Понтоны занялись разом. Резина горела жирно, чёрно, с воем. Свет встал на полнеба. Группа уходила вверх по скату, в темноту, прочь от собственного костра. Тени бежали впереди – длинные, ломкие, через кусты.
Воронин оглянулся раз. Склад полыхал весь. Лето на юге стало на день дороже.
Он отвернулся и полез на гребень за своими.
* * *
Отходили не той дорогой, что пришли. Дважды одинаково он не ходил с зимы. Брали ниже, через ельник, на старую гарь, оттуда к реке.
И на гари Третьяк стал.
Он шёл головным – окающий, неторопкий – и вдруг опустился на корточки, без слова, как опускается зверь, учуяв. Воронин подошёл. Сибиряк водил ладонью над мхом, не касаясь, как водил бы над следом соболя.

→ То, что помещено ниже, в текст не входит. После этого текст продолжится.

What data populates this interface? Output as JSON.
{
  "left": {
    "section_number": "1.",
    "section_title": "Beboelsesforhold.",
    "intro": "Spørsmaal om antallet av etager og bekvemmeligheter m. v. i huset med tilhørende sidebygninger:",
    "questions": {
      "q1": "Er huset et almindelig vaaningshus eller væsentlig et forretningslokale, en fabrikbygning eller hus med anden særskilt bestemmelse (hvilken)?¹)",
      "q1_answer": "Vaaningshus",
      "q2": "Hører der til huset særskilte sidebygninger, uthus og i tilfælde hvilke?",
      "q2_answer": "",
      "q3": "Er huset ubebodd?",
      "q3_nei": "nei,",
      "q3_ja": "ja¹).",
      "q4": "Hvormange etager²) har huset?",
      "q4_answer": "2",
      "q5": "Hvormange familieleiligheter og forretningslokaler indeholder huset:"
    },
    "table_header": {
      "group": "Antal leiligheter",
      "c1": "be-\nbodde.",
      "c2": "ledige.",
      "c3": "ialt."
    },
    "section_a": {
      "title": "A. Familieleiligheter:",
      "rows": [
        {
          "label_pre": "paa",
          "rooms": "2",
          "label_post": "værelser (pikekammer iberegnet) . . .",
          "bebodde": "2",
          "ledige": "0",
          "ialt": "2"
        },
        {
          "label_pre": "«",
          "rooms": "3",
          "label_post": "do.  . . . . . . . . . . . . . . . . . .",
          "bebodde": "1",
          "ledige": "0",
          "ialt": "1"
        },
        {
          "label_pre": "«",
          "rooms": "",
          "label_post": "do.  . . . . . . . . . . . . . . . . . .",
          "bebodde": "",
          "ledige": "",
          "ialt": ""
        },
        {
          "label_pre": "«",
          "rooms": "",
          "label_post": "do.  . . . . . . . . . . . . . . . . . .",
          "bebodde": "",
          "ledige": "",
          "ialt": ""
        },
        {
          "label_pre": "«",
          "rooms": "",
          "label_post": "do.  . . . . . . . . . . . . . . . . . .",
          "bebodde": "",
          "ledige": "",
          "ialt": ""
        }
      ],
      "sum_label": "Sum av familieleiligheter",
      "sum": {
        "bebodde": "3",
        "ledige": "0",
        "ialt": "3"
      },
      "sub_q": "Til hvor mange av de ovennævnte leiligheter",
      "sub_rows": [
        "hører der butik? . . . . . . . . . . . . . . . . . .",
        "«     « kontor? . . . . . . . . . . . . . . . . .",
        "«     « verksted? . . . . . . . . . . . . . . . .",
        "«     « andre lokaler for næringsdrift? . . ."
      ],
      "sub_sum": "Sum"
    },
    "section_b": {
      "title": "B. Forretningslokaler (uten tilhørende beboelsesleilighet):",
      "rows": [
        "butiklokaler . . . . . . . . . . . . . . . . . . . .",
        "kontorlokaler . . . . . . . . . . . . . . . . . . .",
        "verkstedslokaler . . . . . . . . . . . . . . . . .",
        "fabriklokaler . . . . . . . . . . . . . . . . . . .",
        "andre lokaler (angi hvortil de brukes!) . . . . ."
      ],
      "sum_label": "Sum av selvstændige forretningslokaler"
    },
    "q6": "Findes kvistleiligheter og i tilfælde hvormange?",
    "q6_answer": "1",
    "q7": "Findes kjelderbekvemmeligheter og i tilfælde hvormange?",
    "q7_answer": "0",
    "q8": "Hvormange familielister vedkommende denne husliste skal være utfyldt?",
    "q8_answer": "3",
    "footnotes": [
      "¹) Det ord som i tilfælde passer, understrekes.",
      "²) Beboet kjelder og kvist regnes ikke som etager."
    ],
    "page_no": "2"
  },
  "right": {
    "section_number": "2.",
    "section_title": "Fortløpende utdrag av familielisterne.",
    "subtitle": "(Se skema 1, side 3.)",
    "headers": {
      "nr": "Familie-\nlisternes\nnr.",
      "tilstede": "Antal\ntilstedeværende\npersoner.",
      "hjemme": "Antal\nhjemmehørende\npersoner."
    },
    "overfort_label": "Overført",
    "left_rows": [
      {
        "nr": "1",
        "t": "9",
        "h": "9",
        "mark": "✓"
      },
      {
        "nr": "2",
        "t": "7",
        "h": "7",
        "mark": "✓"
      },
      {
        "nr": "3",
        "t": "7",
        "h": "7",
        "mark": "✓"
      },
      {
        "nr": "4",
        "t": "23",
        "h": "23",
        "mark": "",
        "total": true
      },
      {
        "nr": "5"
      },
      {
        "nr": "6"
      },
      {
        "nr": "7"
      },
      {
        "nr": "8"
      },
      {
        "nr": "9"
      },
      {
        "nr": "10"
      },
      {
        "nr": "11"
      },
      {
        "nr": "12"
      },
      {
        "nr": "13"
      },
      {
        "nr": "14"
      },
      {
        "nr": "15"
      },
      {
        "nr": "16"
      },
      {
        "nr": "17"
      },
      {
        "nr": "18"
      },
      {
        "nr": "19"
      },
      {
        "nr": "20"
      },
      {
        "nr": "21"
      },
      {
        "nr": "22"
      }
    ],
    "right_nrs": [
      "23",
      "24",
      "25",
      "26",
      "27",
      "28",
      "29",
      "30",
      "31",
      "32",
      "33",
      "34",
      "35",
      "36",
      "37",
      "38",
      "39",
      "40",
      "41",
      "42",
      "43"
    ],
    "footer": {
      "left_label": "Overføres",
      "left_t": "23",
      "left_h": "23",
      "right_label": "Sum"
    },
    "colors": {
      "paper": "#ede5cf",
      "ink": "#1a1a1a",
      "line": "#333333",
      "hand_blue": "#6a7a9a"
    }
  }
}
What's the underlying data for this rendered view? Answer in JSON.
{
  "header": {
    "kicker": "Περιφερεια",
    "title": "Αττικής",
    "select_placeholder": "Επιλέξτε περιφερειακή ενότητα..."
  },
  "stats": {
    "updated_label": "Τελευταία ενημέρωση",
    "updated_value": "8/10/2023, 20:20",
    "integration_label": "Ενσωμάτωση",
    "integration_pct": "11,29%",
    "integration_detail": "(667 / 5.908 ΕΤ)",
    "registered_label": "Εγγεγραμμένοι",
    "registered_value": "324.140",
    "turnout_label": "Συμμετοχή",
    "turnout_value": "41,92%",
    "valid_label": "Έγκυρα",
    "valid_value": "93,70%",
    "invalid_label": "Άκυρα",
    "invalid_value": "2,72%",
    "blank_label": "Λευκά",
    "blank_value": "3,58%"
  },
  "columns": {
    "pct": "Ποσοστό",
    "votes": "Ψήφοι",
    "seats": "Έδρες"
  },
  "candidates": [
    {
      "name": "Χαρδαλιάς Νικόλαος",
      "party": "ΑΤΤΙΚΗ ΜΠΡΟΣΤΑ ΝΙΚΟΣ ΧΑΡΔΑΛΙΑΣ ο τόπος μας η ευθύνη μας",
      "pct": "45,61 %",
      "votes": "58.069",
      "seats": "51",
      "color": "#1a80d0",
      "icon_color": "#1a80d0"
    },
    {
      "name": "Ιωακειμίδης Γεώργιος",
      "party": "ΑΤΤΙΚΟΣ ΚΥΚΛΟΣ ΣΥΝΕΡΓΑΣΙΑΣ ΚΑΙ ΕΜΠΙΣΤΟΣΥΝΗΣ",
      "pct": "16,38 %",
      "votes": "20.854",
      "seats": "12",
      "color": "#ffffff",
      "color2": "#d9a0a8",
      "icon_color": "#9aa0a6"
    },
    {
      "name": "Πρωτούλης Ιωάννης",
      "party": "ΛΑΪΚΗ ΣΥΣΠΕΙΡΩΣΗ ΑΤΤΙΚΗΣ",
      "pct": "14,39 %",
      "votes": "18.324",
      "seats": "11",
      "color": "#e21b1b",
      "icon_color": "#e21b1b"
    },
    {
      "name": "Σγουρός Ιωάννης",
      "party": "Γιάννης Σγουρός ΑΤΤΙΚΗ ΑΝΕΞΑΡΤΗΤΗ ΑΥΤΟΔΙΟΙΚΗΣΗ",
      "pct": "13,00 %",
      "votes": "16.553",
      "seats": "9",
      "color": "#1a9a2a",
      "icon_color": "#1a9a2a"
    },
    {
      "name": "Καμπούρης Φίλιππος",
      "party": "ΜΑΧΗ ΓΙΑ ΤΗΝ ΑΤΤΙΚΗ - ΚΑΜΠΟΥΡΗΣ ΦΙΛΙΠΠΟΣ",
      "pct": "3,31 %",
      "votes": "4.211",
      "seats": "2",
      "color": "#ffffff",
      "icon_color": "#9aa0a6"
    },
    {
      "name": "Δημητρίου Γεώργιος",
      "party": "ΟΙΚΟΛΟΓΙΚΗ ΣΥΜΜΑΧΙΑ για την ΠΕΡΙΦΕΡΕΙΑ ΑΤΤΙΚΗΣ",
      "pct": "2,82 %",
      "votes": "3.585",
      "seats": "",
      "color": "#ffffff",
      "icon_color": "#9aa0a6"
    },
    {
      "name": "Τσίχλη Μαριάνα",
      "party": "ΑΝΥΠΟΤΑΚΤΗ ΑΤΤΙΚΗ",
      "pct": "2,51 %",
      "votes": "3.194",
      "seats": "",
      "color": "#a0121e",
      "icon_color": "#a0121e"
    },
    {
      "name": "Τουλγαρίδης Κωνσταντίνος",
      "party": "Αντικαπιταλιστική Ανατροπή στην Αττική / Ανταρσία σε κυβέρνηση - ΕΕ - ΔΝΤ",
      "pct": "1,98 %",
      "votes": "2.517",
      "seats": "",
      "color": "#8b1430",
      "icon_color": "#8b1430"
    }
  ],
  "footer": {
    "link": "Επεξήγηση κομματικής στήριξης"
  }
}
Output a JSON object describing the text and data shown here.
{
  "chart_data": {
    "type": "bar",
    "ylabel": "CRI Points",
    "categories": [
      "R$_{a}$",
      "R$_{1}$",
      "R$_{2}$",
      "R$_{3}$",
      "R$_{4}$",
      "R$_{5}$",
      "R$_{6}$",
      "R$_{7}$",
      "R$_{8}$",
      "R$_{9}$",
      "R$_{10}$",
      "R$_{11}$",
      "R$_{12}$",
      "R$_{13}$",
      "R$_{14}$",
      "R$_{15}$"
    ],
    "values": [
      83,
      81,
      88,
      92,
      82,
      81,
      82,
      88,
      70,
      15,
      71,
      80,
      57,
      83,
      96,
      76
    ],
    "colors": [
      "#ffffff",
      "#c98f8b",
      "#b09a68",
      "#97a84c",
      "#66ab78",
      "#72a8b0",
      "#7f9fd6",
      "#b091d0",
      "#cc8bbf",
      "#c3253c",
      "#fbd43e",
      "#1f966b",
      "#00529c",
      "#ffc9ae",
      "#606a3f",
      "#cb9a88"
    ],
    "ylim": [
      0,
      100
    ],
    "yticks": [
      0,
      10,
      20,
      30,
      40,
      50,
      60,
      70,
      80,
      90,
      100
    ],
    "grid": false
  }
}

– Лежали тут, – сказал тихо. – Двое. Может, трое.
Воронин присел рядом. Светало уже всерьёз, серым, и гарь проступала: чёрные стволы, палый ноздреватый снег по ложбинам, бурый мох. Третьяк показал ладонью клин у выворотня. Мох слежался под телами в две лунки. Разлёжаны грамотно – лицом на тропу, спиной к выворотню, чтоб укрыться и видеть.
Так клал своих он сам. Так клал Кондратьева. Лицом на подход, спиной к чему ни попадя твёрдому.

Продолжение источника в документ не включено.